Legal Protection of State Land Against Land Encroachment in Indonesia
Normative Ambiguity in Article 502 of the 2023 Criminal Code and a Reformulation Model
DOI:
https://doi.org/10.56442/ijble.v7i1.1488Keywords:
state land protection; legal certainty; Article 502 Criminal Code; land encroachment; agrarian law; normative legal researchAbstract
This article examines the normative ambiguity embedded in the phrase “right to use state land” in Article 502 of Law Number 1 of 2023 concerning the Indonesian Criminal Code and its implications for the legal protection of state land from land encroachment. State land is not merely an economic asset; under Article 33 paragraph (3) of the 1945 Constitution and the Basic Agrarian Law, it is a public resource that must be administered for the greatest prosperity of the people.
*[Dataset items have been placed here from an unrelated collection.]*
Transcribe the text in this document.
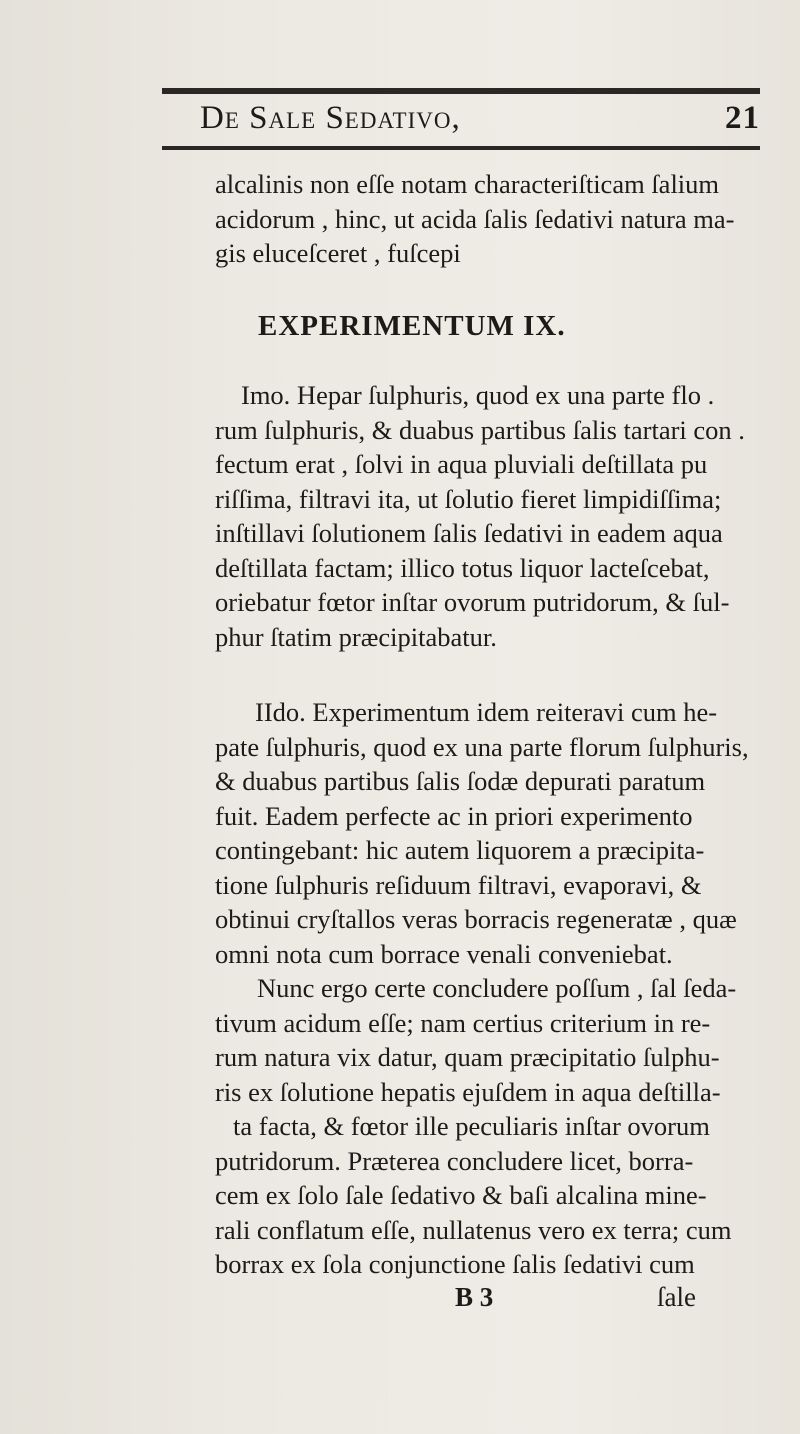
De Sale Sedativo,	21
alcalinis non eſſe notam characteriſticam ſalium
acidorum , hinc, ut acida ſalis ſedativi natura ma-
gis eluceſceret , fuſcepi
EXPERIMENTUM IX.
Imo. Hepar ſulphuris, quod ex una parte flo .
rum ſulphuris, & duabus partibus ſalis tartari con .
fectum erat , ſolvi in aqua pluviali deſtillata pu
riſſima, filtravi ita, ut ſolutio fieret limpidiſſima;
inſtillavi ſolutionem ſalis ſedativi in eadem aqua
deſtillata factam; illico totus liquor lacteſcebat,
oriebatur fœtor inſtar ovorum putridorum, & ſul-
phur ſtatim præcipitabatur.
IIdo. Experimentum idem reiteravi cum he-
pate ſulphuris, quod ex una parte florum ſulphuris,
& duabus partibus ſalis ſodæ depurati paratum
fuit. Eadem perfecte ac in priori experimento
contingebant: hic autem liquorem a præcipita-
tione ſulphuris reſiduum filtravi, evaporavi, &
obtinui cryſtallos veras borracis regeneratæ , quæ
omni nota cum borrace venali conveniebat.
Nunc ergo certe concludere poſſum , ſal ſeda-
tivum acidum eſſe; nam certius criterium in re-
rum natura vix datur, quam præcipitatio ſulphu-
ris ex ſolutione hepatis ejuſdem in aqua deſtilla-
ta facta, & fœtor ille peculiaris inſtar ovorum
putridorum. Præterea concludere licet, borra-
cem ex ſolo ſale ſedativo & baſi alcalina mine-
rali conflatum eſſe, nullatenus vero ex terra; cum
borrax ex ſola conjunctione ſalis ſedativi cum
B 3	ſale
Nevertheless, state land remains vulnerable to fraudulent transfer, unlawful occupation, forged documentary claims, informal control, and transactions that exploit administrative delay or weak asset registration. The study applies normative legal research using statutory, analytical, and conceptual approaches. Primary legal materials include the 1945 Constitution, the Basic Agrarian Law, Government Regulation Number 18 of 2021, Government Regulation in Lieu of Law Number 51 of 1960, and Law Number 1 of 2023. The analysis employs systematic and teleological interpretation to assess whether Article 502 can protect state land that has not yet been certified or formally attached to a specific land right. The findings show that Article 502 is progressive because it recognises fraudulent dealings over rights connected with state land, yet its formulation remains insufficiently determinate. The absence of a clear statutory category for “right to use state land” creates interpretive inconsistency, weakens the principle of lex certa, and risks excluding uncertified government assets from criminal-law protection. The article proposes a reformulation model that clarifies the categories of protected state land, synchronises criminal provisions with agrarian law, and integrates asset recovery through an ultimum remedium approach and a double-track system of sanctions and restorative measures.